Aprende a comunicar las fortalezas de tu negocio

Hablaba el otro día con una persona muy cercana, que me comentaba que no se sentía capaz de hacer de comercial. A menudo confundimos el término de comercial o vendedor, una profesión muy valiosa, con la de un mentiroso compulsivo que coloca cualquier producto o idea sin escrúpulos, a pesar de saber que aquello que vende sirve para poco.

Lejos de esto, un vendedor es una persona que es capaz de ponerse ante un producto (o idea), ver sus puntos fuertes y potenciarlos en su comunicación.

Ponemos un ejemplo: queremos comercializar una batidora eléctrica de uso profesional, que quizás no es la mejor del mercado en cuanto a consumo energético, velocidad, capacidad de batir,… Pero en cambio, es muy ergonómica y absorbe muy bien las vibraciones, lo que hace que los brazos no sufran.
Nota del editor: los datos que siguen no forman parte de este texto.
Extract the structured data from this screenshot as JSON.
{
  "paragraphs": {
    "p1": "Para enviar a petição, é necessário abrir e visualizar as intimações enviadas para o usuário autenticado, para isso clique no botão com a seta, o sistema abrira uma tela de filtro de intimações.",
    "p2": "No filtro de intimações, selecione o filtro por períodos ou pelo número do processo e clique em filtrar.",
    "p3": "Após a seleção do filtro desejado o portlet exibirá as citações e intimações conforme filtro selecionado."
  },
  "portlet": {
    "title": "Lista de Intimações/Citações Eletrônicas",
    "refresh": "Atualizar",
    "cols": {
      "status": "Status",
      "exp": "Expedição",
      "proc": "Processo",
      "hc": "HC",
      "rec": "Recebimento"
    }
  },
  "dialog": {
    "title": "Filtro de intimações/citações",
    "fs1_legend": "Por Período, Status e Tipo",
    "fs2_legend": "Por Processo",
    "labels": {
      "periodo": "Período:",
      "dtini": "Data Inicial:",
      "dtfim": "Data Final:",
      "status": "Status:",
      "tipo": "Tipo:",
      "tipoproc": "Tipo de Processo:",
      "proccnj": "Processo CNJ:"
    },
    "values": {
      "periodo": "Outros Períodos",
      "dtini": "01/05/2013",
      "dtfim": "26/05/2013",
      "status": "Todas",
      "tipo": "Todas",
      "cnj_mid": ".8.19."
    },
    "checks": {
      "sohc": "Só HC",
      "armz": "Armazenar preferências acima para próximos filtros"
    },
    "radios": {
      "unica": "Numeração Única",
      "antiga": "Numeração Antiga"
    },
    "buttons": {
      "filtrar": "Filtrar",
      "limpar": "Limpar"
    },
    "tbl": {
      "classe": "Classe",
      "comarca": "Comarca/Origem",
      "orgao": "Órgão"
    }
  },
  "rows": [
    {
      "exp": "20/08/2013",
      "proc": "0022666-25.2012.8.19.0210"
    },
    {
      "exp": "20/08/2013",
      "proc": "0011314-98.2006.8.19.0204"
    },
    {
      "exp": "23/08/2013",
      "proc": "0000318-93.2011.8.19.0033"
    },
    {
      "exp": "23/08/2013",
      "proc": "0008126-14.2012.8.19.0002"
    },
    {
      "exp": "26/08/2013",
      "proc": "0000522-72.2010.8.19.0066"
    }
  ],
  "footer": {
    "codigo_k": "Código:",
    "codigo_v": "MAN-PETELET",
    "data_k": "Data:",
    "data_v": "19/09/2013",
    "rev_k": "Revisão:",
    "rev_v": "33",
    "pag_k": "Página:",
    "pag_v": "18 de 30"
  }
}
Difícilmente encontraremos una batidora que se adapte tan perfectamente a nuestra mano, cosa que evitará que se nos pueda resbalar y causar un accidente, que salpique más de la cuenta o incluso que podamos tener problemas óseos o musculares derivados de su uso continuado.

Ser capaz de vender esta batidora no es un ejercicio de mala fe, siempre que no se esté diciendo que tiene unas capacidades que el producto no tiene, cosa que evidentemente repudiamos. Eso sí, si somos capaces de convencer al comprador potencial de que esta máquina es extraordinariamente ergonómica y que esto hará que el usuario evite tener problemas óseos o musculares por su uso, estaremos hablando de un buen vendedor. Si nuestro discurso encaja con las necesidades del comprador, tenemos muchos números para poder cerrar el trato.

Todos tenemos un buen vendedor en nuestro interior. No sólo no hace falta, sino que no se debe engañar a nadie. Pensemos en el DAFO de nuestro negocio, y en concreto en los aspectos que nos diferencian positivamente de la competencia. Hagamos de esto un discurso explicativo que lo argumente bien y apliquémoslo en toda nuestra comunicación: desde la interna con los propios trabajadores hasta la externa, en toda su extensión.

Piensa en lo que ofreces a tus clientes, busca los puntos fuertes que te diferencian de la competencia, elabora un hilo argumental y aplícalo a tu comunicación, en un sentido amplio. A partir de aquí, la tarea comercial viene rodada.